Visionner un film d'Alfred Hitchcock apporte régulièrement des garanties en matière de qualité de mise en scène ou encore d'écriture et ce n'est pas ce film qui déroge à la règle. Les Enchaînés navigue entre film d'espionnage et film noir mais c'est bien sa romance qui est le sujet principal tant les enjeux dramatiques autour de celle-ci sont denses. Hitchcock joue habilement du flou et du non-dit dès le début entre ce procès dont on ne connaît que la fin et cette rencontre étrange entre les personnages de Cary Grant et Ingrid Bergman qui éprouveront rapidement une attirance mutuelle, ou du moins en apparence.

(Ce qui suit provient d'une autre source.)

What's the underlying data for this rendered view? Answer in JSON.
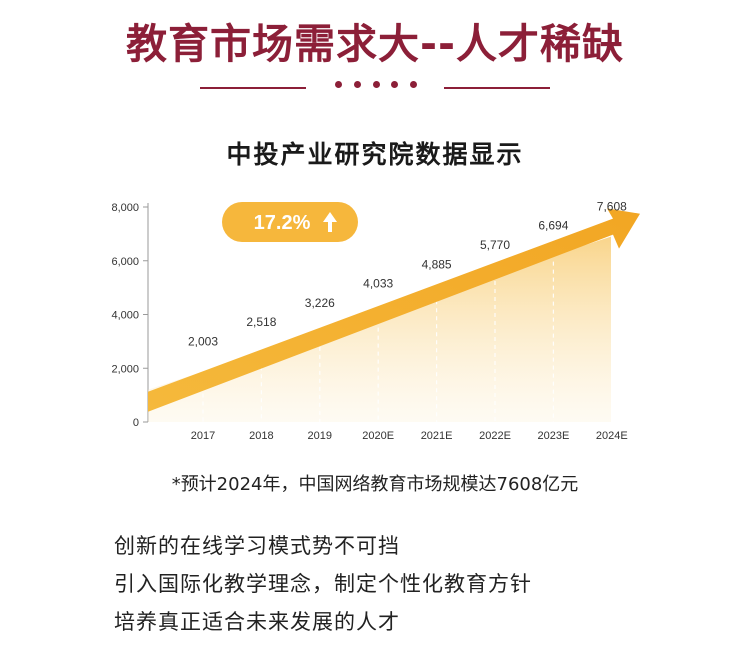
{
  "header": {
    "title": "教育市场需求大--人才稀缺"
  },
  "chart_data": {
    "type": "area",
    "title": "中投产业研究院数据显示",
    "categories": [
      "2017",
      "2018",
      "2019",
      "2020E",
      "2021E",
      "2022E",
      "2023E",
      "2024E"
    ],
    "values": [
      2003,
      2518,
      3226,
      4033,
      4885,
      5770,
      6694,
      7608
    ],
    "value_labels": [
      "2,003",
      "2,518",
      "3,226",
      "4,033",
      "4,885",
      "5,770",
      "6,694",
      "7,608"
    ],
    "yticks": [
      "0",
      "2,000",
      "4,000",
      "6,000",
      "8,000"
    ],
    "ylim": [
      0,
      8000
    ],
    "grid": false,
    "growth_badge": "17.2%",
    "colors": {
      "arrow": "#f3b53a",
      "fill": "#fbe2a5",
      "badge": "#f6b73c"
    }
  },
  "footnote": "*预计2024年，中国网络教育市场规模达7608亿元",
  "bullets": [
    "创新的在线学习模式势不可挡",
    "引入国际化教学理念，制定个性化教育方针",
    "培养真正适合未来发展的人才"
  ]
}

On ne sait pas si la manœuvre de Devlin est purement intéressée ou si Alicia joue un double jeu d'où cette ambiguïté initiale intéressante qui ne nous offre aucune certitude sur leur moralité. Et plus les doutes à leurs sujets se dissipent, plus le film gagne en intensité avec des séquences assez suffocantes niveau tension. La dernière demi-heure est à ce titre un modèle de suspense et la conclusion du film apporte son lot d'émotions jusqu'au plan final. Si le scénario de Ben Hecht peut sembler imparfait et épuré de tout contexte politique (malgré l'histoire qui se centre sur une infiltration chez des nazis en fuite), difficile d'y voir un gros défaut tant la tension dramatique est puissante notamment dans son traitement de l'enfermement progressif d'Alicia. De ce piège qui se referme lentement mais sûrement.
Les Enchaînés n'est également pas en reste sur un plan purement esthétique avec une certaine inventivité au niveau des plans et une photographie magnifique. Et c'est surtout une mise en scène qui sait se mettre au service de ses personnages, qui fait rejaillir leur passion au détour d'un baiser d'une sensualité incroyable ou qui met en avant leurs doutes face aux faux-semblants et au danger. Et en dehors du duo principal, nous noterons ce personnage de Sebastian troublant en nazi qui ne laisse rien transparaître de son idéologie et de sa mère dont la présence quasiment silencieuse est souvent glaçante.
Un grand film mené de main de maître et tout en subtilité.